In Dartmouth’s case, the pandemic played a significant role in mobilizing students. In Scott’s freshman year, 2020–2021, when the college he said, “that whole situation, that whole year was incredibly defeating. On top of all the things student workers were going through, there were suicides and mental health crises.” Scott started fighting for healthier, more dignified conditions for students under the auspices of the Dartmouth Student Union, which is not a labor organization. “There were so many letter-writing campaigns and advocacy work on a range of issues and the college could just say no,” he said. A labor union, however, “gives us more leverage.”
The biggest issue for student workers was demanding sick pay when they contract COVID on the job. Dartmouth resisted at first but, when the organizing began in earnest, the college granted time and a half hazard pay to all student dining workers. This was a victory. However, Scott said, students knew that the college could take hazard pay away whenever they wished. (That was the issue that had sparked the Ralph’s grocery workers’ strike.)
“If we get sick pay in a contract,” he said, “you can’t just take it away. It’s in our contract. If you do try, it’s a ULP,” Scott smiled, using the popular worker abbreviation for Unfair Labor Practice. Understanding how to file a ULP with the National Labor Relations Board is, they say, empowering. And students are starting to file ULPs with some frequency.

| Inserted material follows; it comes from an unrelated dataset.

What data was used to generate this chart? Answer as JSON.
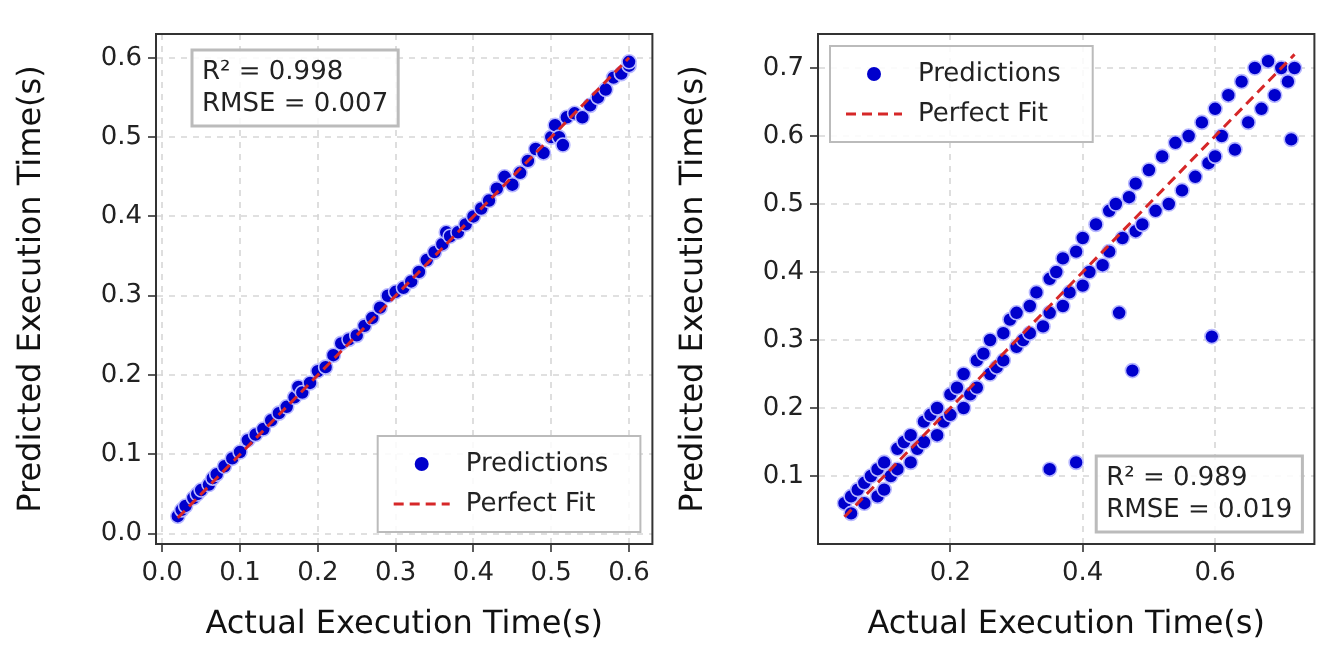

But the SWCD has not become so bogged down in their own contract negotiations that they have lost sight of the larger struggle to lift the masks that colleges, universities, and progressive corporations use to “cover the ugly face of capitalism.” They are not struggling for mere “reform,” Scott says. His generation has, he believes, “a historic duty to fight for the American working class and the American labor movement.”
“People thought Starbucks would never be organized, that we were living in a post-union era, that labor and the fight for labor in America was done and dusted,” Scott said. But “nothing is static. Everything has growth and decay. And right now, I think that capitalism is decaying. Maybe now the new can finally be born.”
Annelise Orleck is a professor of history at Dartmouth College.